Tak sampai di sana. Beberapa hari kemudian, kejadian yang sama di lihatnya secara langsung, tapi kali ini dengan versi yang lain. kali ini sang ayah, pemabuk dan penjudi sialan itu secara terang-terangan membawa wanita asing ke dalam rumah, bercinta dengan gila di hadapannya, dan parahnya lagi sang ibu ada di sana kala itu.

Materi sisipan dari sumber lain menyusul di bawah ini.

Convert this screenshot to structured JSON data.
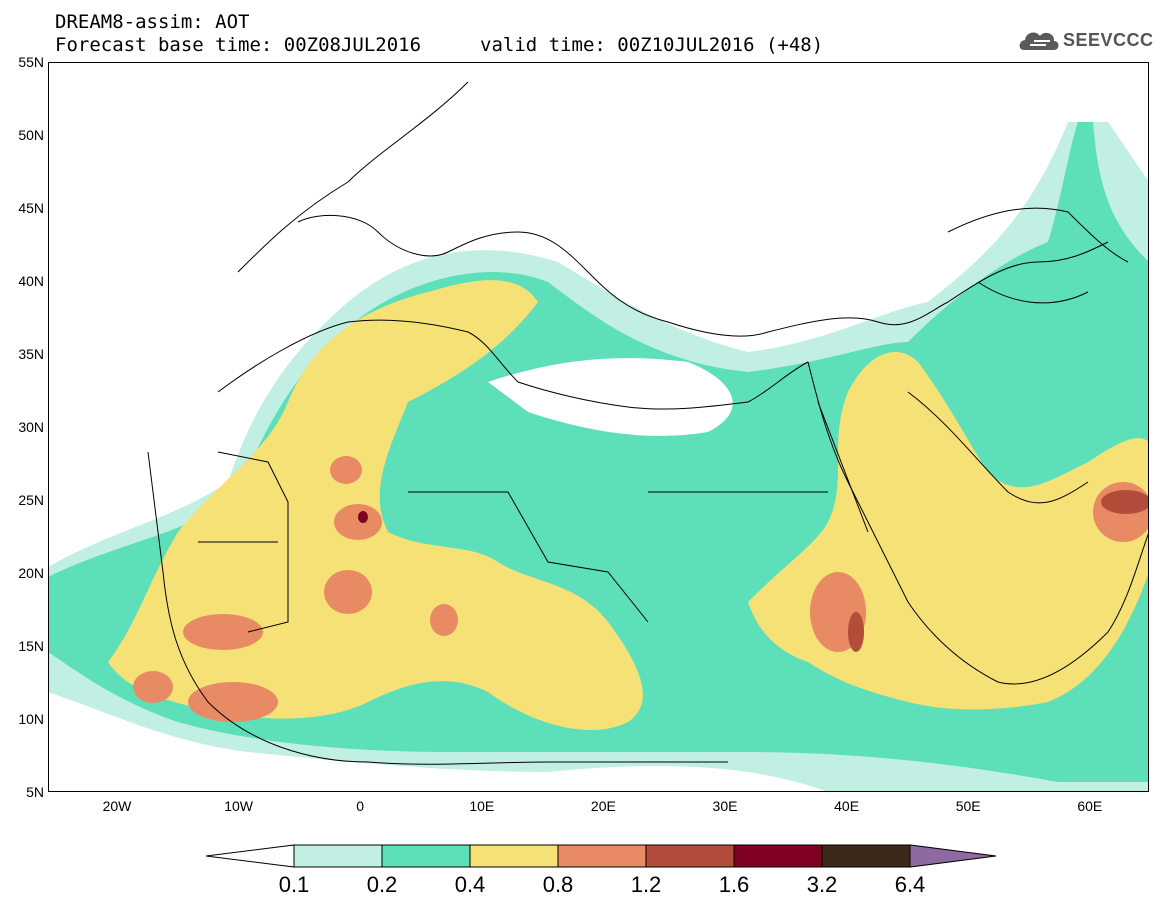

Adit yang masih begitu polos harus diberi fakta yang membuat hatinya begitu remuk. Keluarga harmonis yang dia banggakan nyatanya hanya ada di dalam benaknya saja, tak ada yang bisa dia banggakan lagi.

Sejak saat itu keharmonisan keluarnya hancur. Hari-harinya di isi dengan pemandangan menjijikan oleh kelakuan orangtuanya, kelakuan yang membuat kebencian itu kian menumpuk, terlebih sejak hari itu orang tua Adit benar-benar menelantarkan dirinya. bahkan sejak saat itu tak ada yang peduli dengan keberadaannya.

Sejak hari itu Adit benar-benar menjadi sosok lain, menatap ayah dan ibunya sebagai binatang menjijikan yang tak layak dia sebut orang tua. Sejak saat itu Adit menyimpan dendam kepada dua orangtuanya, orang tua yang tak bisa dia sebut lagi sebagai ayah dan ibu. Dan sejak hari itu hari-hari Adit berubah menjadi kelam.

Bik Sri yang mendengar cerita itu tak bisa berkata-kata. Matanya berkaca-kaca berlinang air mata. Tak ada sepatah katapun yang keluar bahkan saat Adit mericau di pelukannya dia tak bisa memberi jawaban.

"Apa aku termasuk seperti mereka? Apa aku juga brengsek dan sama menjijikanmya seperti mereka bik! Apa aku juga termasuk binatang yang tak punya hati? Apa aku jahat? Apakah aku tanpa sadar mengikut jejak mereka?" Ricau Adit.

Jujur saja hati bik Sri begitu pilu mendengar ucapan Adit. Terlebih kelakuannya hampir sama dengan kelakuan orangtua Adit. Apakah mungkin anaknya juga berpikir seperti Adit. Apakah kelakuannya tanpa sengaja menghancurkan hati anaknya?

Dia tak bisa berkata-kata. Dia hanya bisa mengelus dan berharap jika anaknya tak hancur seperti Adit. Dia berharap joni tidak berpikir seperti itu.

"Apa kelakuan ku sama seperti mereka? Apa aku sekarang sudah menjadi binatang? Apa aku masih pantas di sebut manusia?" Gumam Adit.

"Aku hancur bik...." Lirih Adit membuat bik Sri tak bisa berkata-kata.

Satu hal yang pasti. Di mata bik Sri Adit bukanlah bajingan seperti mereka. Adit adalah malaikat di mata bik Sri. Dan mungkin juga malaikat di mata Jumirah.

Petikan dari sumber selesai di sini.